Steel Prices Haven’t Peaked Yet
Businesses will have to wait for relief on steel prices until next year when the dollar is expected to strengthen.
By Jim Ostroff, Associate Editor, The Kiplinger Letter
How much higher will steel prices go this year? Quite a bit.
The largest steel users can expect to pay as much as $1200 a ton for hot-rolled steel and $1300 for cold-rolled by July, about twice the cost in January. Small companies should figure prices will be about $200 higher than those, a typical premium for purchasers with less buying power.
The spike will wallop makers of cars, trucks and tools, as well as residential and commercial builders,
with no relief likely before fall. And with the economy so weak, these companies can’t hope to pass along much of the costs to consumers. Highway and municipal building construction firms could get badly singed because they typically sign fixed-price project contracts with state and local governments.
Some price pullback is expected next year.
After summer’s peak, hot-rolled prices will fall to $900 per ton by December due to the usual seasonal slackening in demand. But prices should get the stool kicked out from under them in 2009, once the dollar starts to post firm gains against most other currencies, as we expect, making imports more attractive.
“The first time steel mills ask for an increase and don’t get it, prices will crack like Humpty Dumpty,” says John Anton, steel service manager with Global Insight, an economic consulting firm. Next year, hot-rolled steel prices should average about $650 per ton and may well dip to $550 by December 2009, compared with about $825 in 2008.
Of course, a scenario that includes a stronger dollar and lower steel prices assumes China and India don’t suddenly decide to ratchet up manufacturing and that labor problems don’t shut down coal or iron mines in Australia.
Blame the devastated dollar for much of this year’s pain in steel pricing.

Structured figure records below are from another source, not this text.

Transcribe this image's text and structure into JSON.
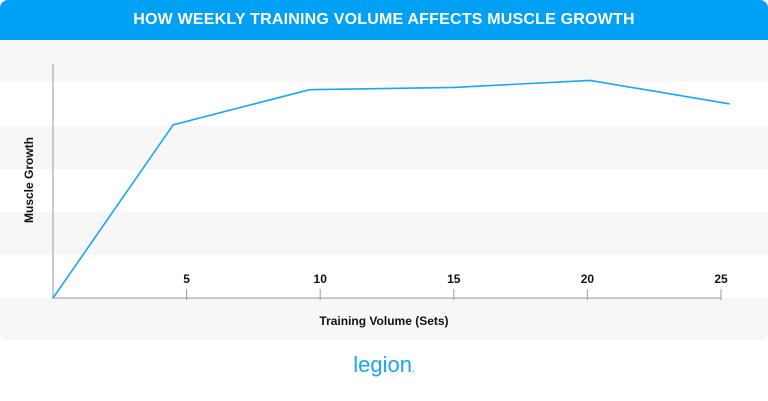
{
  "chart_data": {
    "type": "line",
    "title": "HOW WEEKLY TRAINING VOLUME AFFECTS MUSCLE GROWTH",
    "xlabel": "Training Volume (Sets)",
    "ylabel": "Muscle Growth",
    "x_ticks": [
      5,
      10,
      15,
      20,
      25
    ],
    "xlim": [
      0,
      25
    ],
    "ylim": [
      0,
      1
    ],
    "y_ticks_shown": false,
    "grid": "horizontal alternating bands",
    "line_color": "#1aa6f0",
    "points": [
      {
        "x": 0,
        "y": 0
      },
      {
        "x": 4.5,
        "y": 0.74
      },
      {
        "x": 9.6,
        "y": 0.89
      },
      {
        "x": 15,
        "y": 0.9
      },
      {
        "x": 20.1,
        "y": 0.93
      },
      {
        "x": 25.3,
        "y": 0.83
      }
    ]
  },
  "colors": {
    "header": "#00a0f5",
    "band": "#f7f7f7",
    "brand": "#1aa6f0"
  },
  "brand": {
    "logo_text": "legion"
  }
}
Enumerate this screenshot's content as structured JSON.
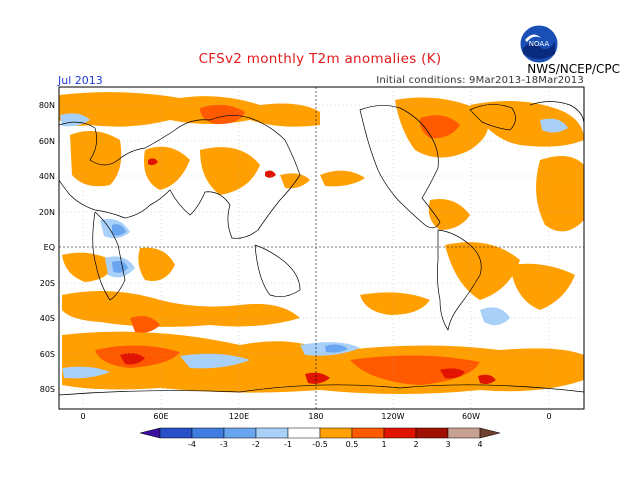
{
  "title": "CFSv2 monthly T2m anomalies (K)",
  "period": "Jul 2013",
  "initial_conditions": "Initial conditions:  9Mar2013-18Mar2013",
  "agency": "NWS/NCEP/CPC",
  "logo_text": "NOAA",
  "lat_labels": [
    "80N",
    "60N",
    "40N",
    "20N",
    "EQ",
    "20S",
    "40S",
    "60S",
    "80S"
  ],
  "lon_labels": [
    "0",
    "60E",
    "120E",
    "180",
    "120W",
    "60W",
    "0"
  ],
  "colorbar": {
    "labels": [
      "-4",
      "-3",
      "-2",
      "-1",
      "-0.5",
      "0.5",
      "1",
      "2",
      "3",
      "4"
    ],
    "colors": [
      "#3a10a0",
      "#2850c8",
      "#3f7ee0",
      "#6aa5f0",
      "#a8d0f8",
      "#ffffff",
      "#ffa000",
      "#ff5a00",
      "#e01400",
      "#a01000",
      "#c8a090",
      "#704030"
    ]
  },
  "colors": {
    "warm_light": "#ffa000",
    "warm_mid": "#ff5a00",
    "warm_dark": "#e01400",
    "cool_light": "#a8d0f8",
    "cool_mid": "#6aa5f0",
    "cool_dark": "#3f7ee0"
  }
}
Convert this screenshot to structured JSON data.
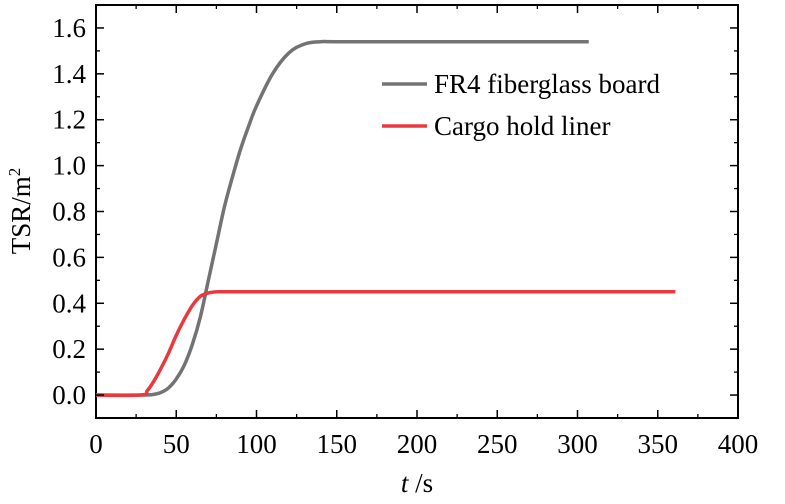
{
  "chart_data": {
    "type": "line",
    "xlabel_italic": "t",
    "xlabel_unit": " /s",
    "ylabel": "TSR/m",
    "ylabel_superscript": "2",
    "xlim": [
      0,
      400
    ],
    "ylim": [
      -0.1,
      1.7
    ],
    "xticks": [
      0,
      50,
      100,
      150,
      200,
      250,
      300,
      350,
      400
    ],
    "yticks": [
      0.0,
      0.2,
      0.4,
      0.6,
      0.8,
      1.0,
      1.2,
      1.4,
      1.6
    ],
    "ytick_labels": [
      "0.0",
      "0.2",
      "0.4",
      "0.6",
      "0.8",
      "1.0",
      "1.2",
      "1.4",
      "1.6"
    ],
    "grid": false,
    "legend_position": "top-right",
    "series": [
      {
        "name": "FR4 fiberglass board",
        "color": "#737373",
        "x": [
          0,
          28,
          35,
          40,
          45,
          50,
          55,
          60,
          65,
          70,
          75,
          80,
          85,
          90,
          95,
          100,
          110,
          120,
          130,
          140,
          150,
          200,
          250,
          307
        ],
        "y": [
          0,
          0,
          0.002,
          0.01,
          0.03,
          0.07,
          0.13,
          0.22,
          0.34,
          0.5,
          0.66,
          0.82,
          0.95,
          1.07,
          1.17,
          1.26,
          1.4,
          1.49,
          1.53,
          1.54,
          1.54,
          1.54,
          1.54,
          1.54
        ]
      },
      {
        "name": "Cargo hold liner",
        "color": "#e8393f",
        "x": [
          0,
          28,
          32,
          36,
          40,
          45,
          50,
          55,
          60,
          65,
          70,
          75,
          80,
          100,
          150,
          200,
          250,
          300,
          361
        ],
        "y": [
          0,
          0,
          0.02,
          0.06,
          0.11,
          0.18,
          0.26,
          0.33,
          0.39,
          0.43,
          0.445,
          0.45,
          0.45,
          0.45,
          0.45,
          0.45,
          0.45,
          0.45,
          0.45
        ]
      }
    ]
  }
}
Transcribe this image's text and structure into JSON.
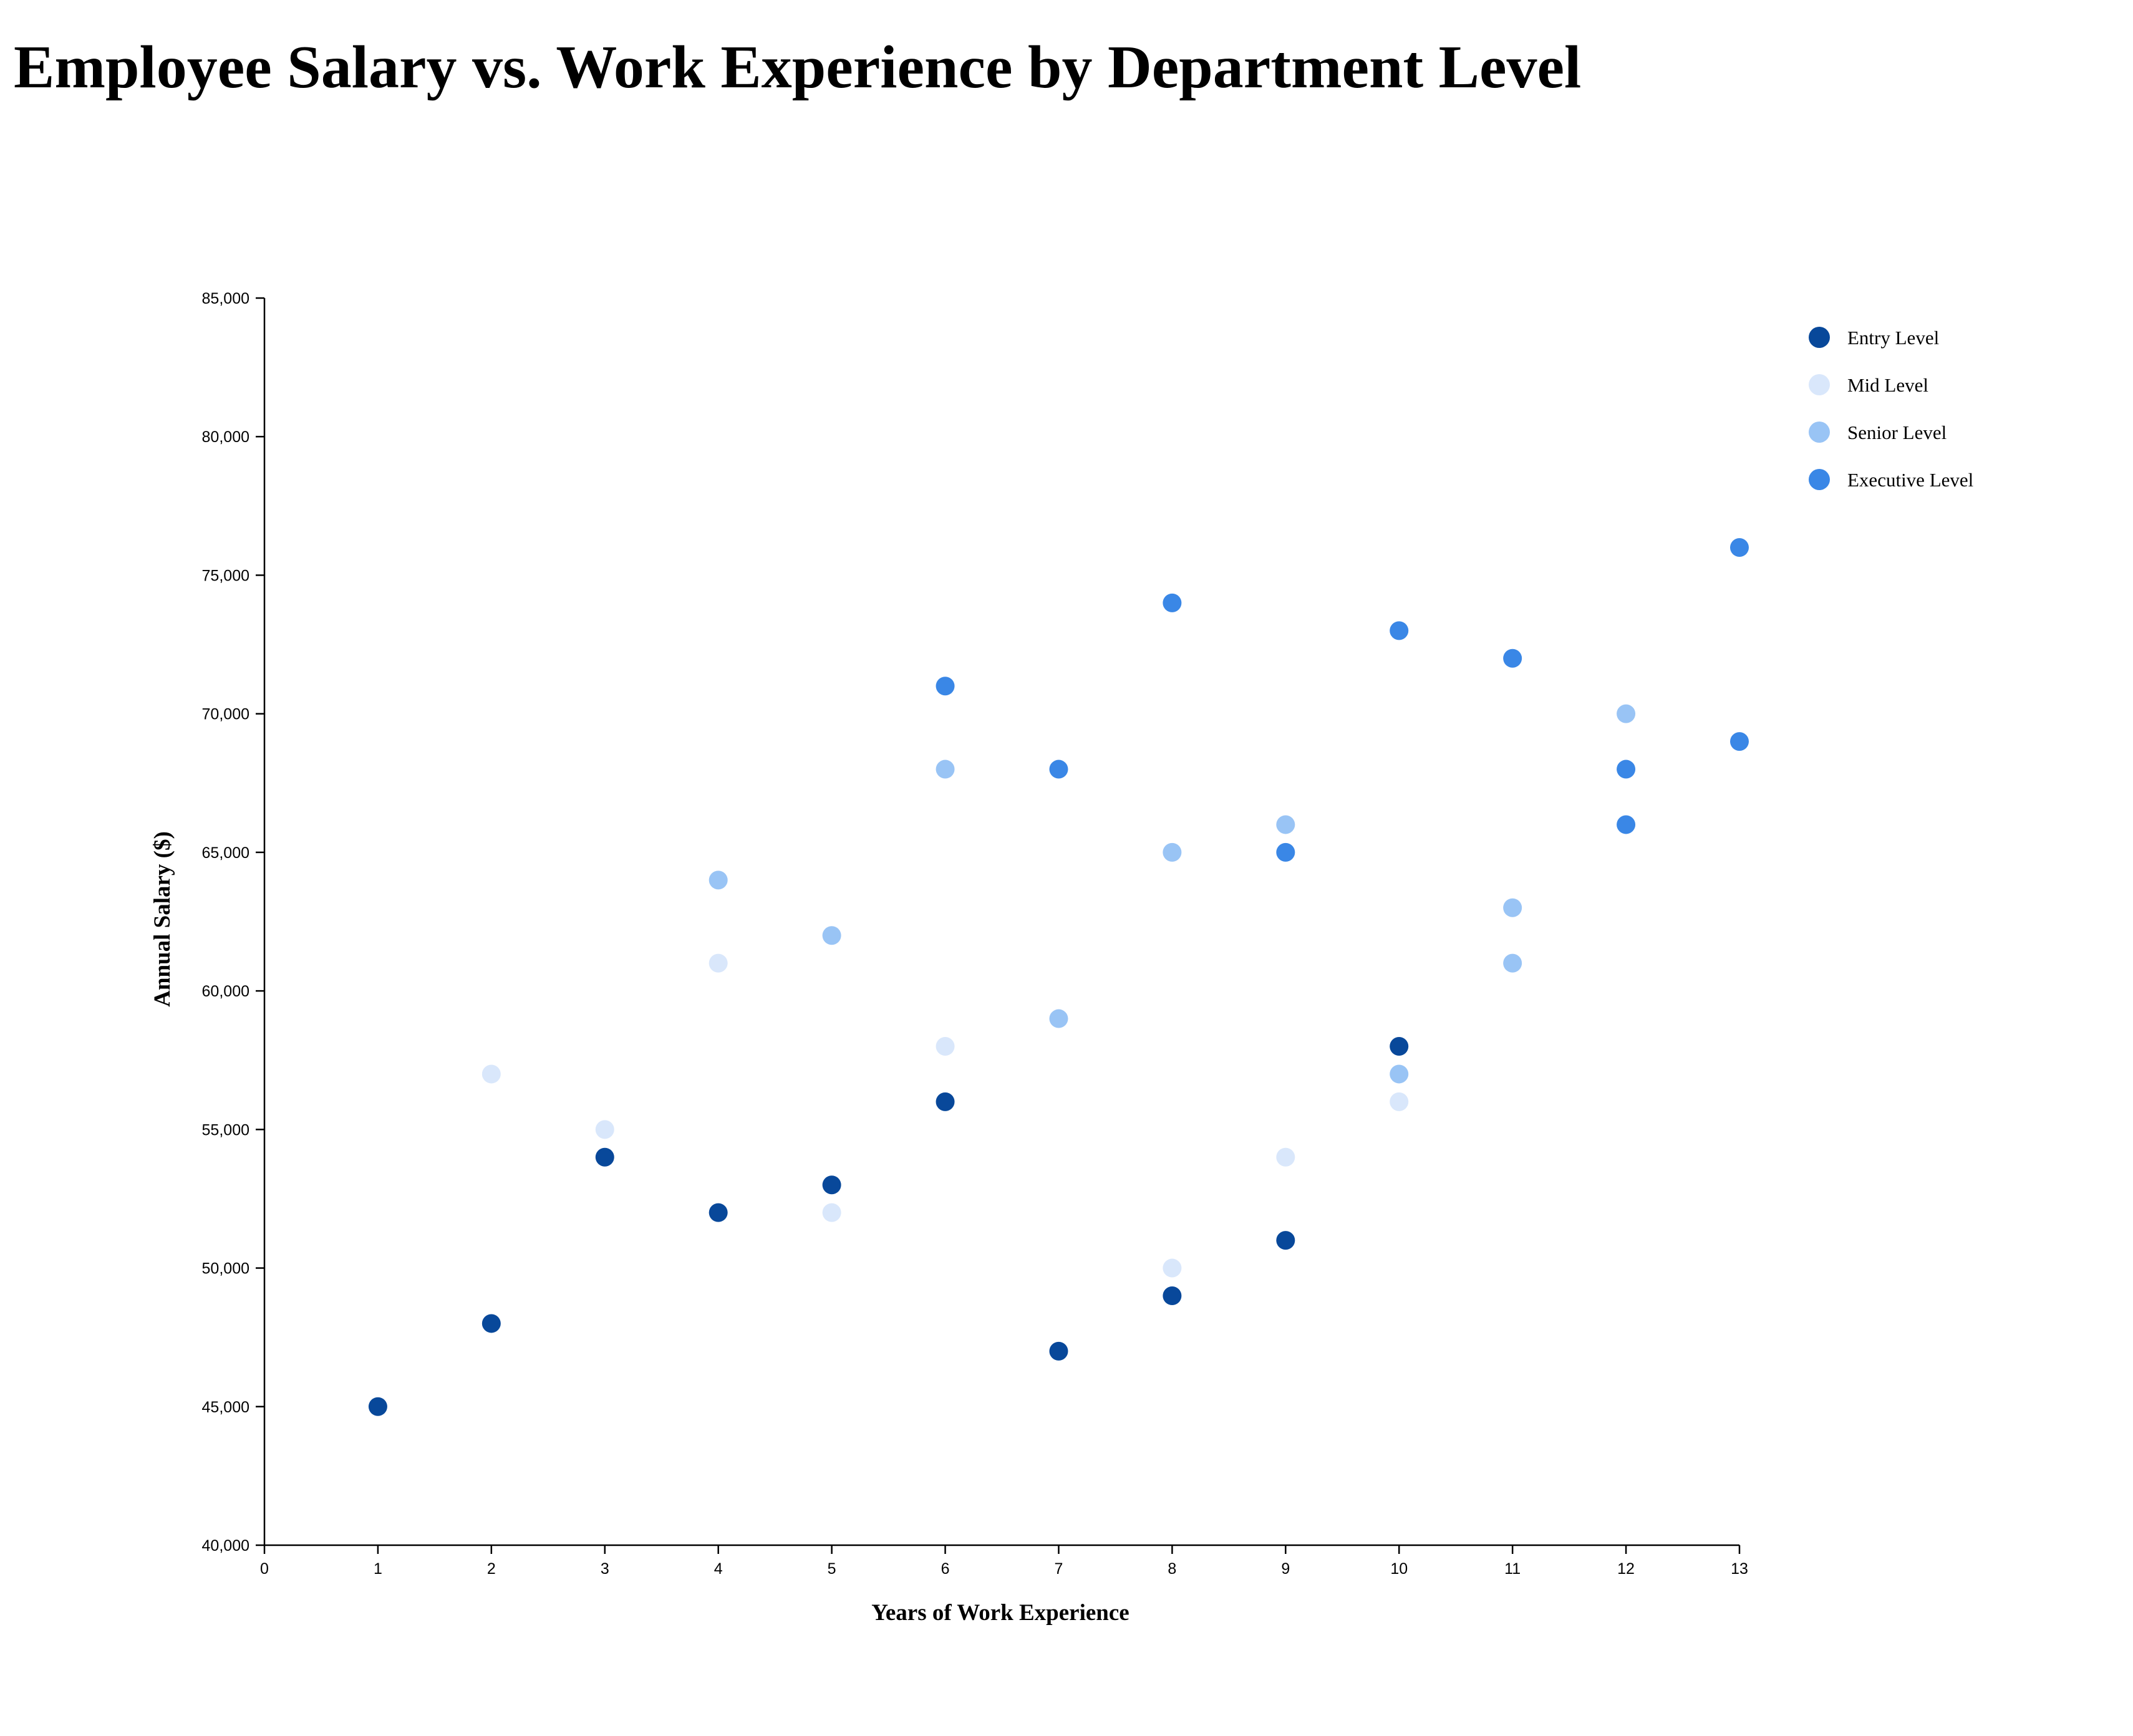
{
  "chart_data": {
    "type": "scatter",
    "title": "Employee Salary vs. Work Experience by Department Level",
    "xlabel": "Years of Work Experience",
    "ylabel": "Annual Salary ($)",
    "xlim": [
      0,
      13
    ],
    "ylim": [
      40000,
      85000
    ],
    "x_ticks": [
      "0",
      "1",
      "2",
      "3",
      "4",
      "5",
      "6",
      "7",
      "8",
      "9",
      "10",
      "11",
      "12",
      "13"
    ],
    "y_ticks": [
      "40,000",
      "45,000",
      "50,000",
      "55,000",
      "60,000",
      "65,000",
      "70,000",
      "75,000",
      "80,000",
      "85,000"
    ],
    "grid": false,
    "legend_position": "top-right",
    "series": [
      {
        "name": "Entry Level",
        "color": "#08489a",
        "points": [
          [
            1,
            45000
          ],
          [
            2,
            48000
          ],
          [
            3,
            54000
          ],
          [
            4,
            52000
          ],
          [
            5,
            53000
          ],
          [
            6,
            56000
          ],
          [
            7,
            47000
          ],
          [
            8,
            49000
          ],
          [
            9,
            51000
          ],
          [
            10,
            58000
          ]
        ]
      },
      {
        "name": "Mid Level",
        "color": "#d9e7fb",
        "points": [
          [
            2,
            57000
          ],
          [
            3,
            55000
          ],
          [
            4,
            61000
          ],
          [
            5,
            52000
          ],
          [
            6,
            58000
          ],
          [
            8,
            50000
          ],
          [
            9,
            54000
          ],
          [
            10,
            56000
          ]
        ]
      },
      {
        "name": "Senior Level",
        "color": "#99c4f5",
        "points": [
          [
            4,
            64000
          ],
          [
            5,
            62000
          ],
          [
            6,
            68000
          ],
          [
            7,
            59000
          ],
          [
            8,
            65000
          ],
          [
            9,
            66000
          ],
          [
            10,
            57000
          ],
          [
            11,
            63000
          ],
          [
            11,
            61000
          ],
          [
            12,
            70000
          ]
        ]
      },
      {
        "name": "Executive Level",
        "color": "#3a87e6",
        "points": [
          [
            6,
            71000
          ],
          [
            7,
            68000
          ],
          [
            8,
            74000
          ],
          [
            9,
            65000
          ],
          [
            10,
            73000
          ],
          [
            11,
            72000
          ],
          [
            12,
            68000
          ],
          [
            12,
            66000
          ],
          [
            13,
            76000
          ],
          [
            13,
            69000
          ]
        ]
      }
    ]
  }
}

Brazilian and Australian suppliers of key steelmaking ingredients iron ore, iron pellets and coking coal have boosted prices more than 60% since January to offset the buck’s decline. Further sharp price hikes are certain by midyear.
Domestic prices for scrap metal used in mini-mills that make about half of U.S. steel have soared 80% since January, due largely to anxiety-ridden consumers who are hanging on to old junkers that should be heading to auto scrap yards.
That’s turned the tables on the steel market. With foreign steel mills now the world’s high-price manufacturers, shipments to the U.S. have slumped this year, giving domestic steelmakers newfound pricing power. “Due to the slumping economy, U.S. steel demand is terrible with a capital T, but domestic mills’ business is strong because companies aren’t buying much imported steel,” says Charles Bradford, president of Bradford Research, a steel consulting firm.
But the pricing power has come at a cost. “We’re seeing a vicious circle where prices will remain high until steel inventories are worked down, cutting demand, but steel [buyers] aren’t building large inventories because they don’t want to get stuck with expensive steel should prices decline hard,” keeping prices up, says Anton.
The result: A monkey wrench has been thrown into the steel pricing cycle.
Since January 2008, steel prices have climbed precipitously, and the economy remains weak. Manufacturers and other steel users still have demand for steel, but expensive imports aren’t much of an option. Steel users continue to buy steel, but they’re keeping inventories low because they believe the dollar will strengthen and prices for key steelmaking inputs such as iron ore will fall sometime later this year.
Steel users don’t want to get stuck with steel they bought for $1200 a ton if prices fall to half that amount. With steel inventory strategies turned upside down, steel users will have to keep paying up for the commodity until the dollar begins to recover.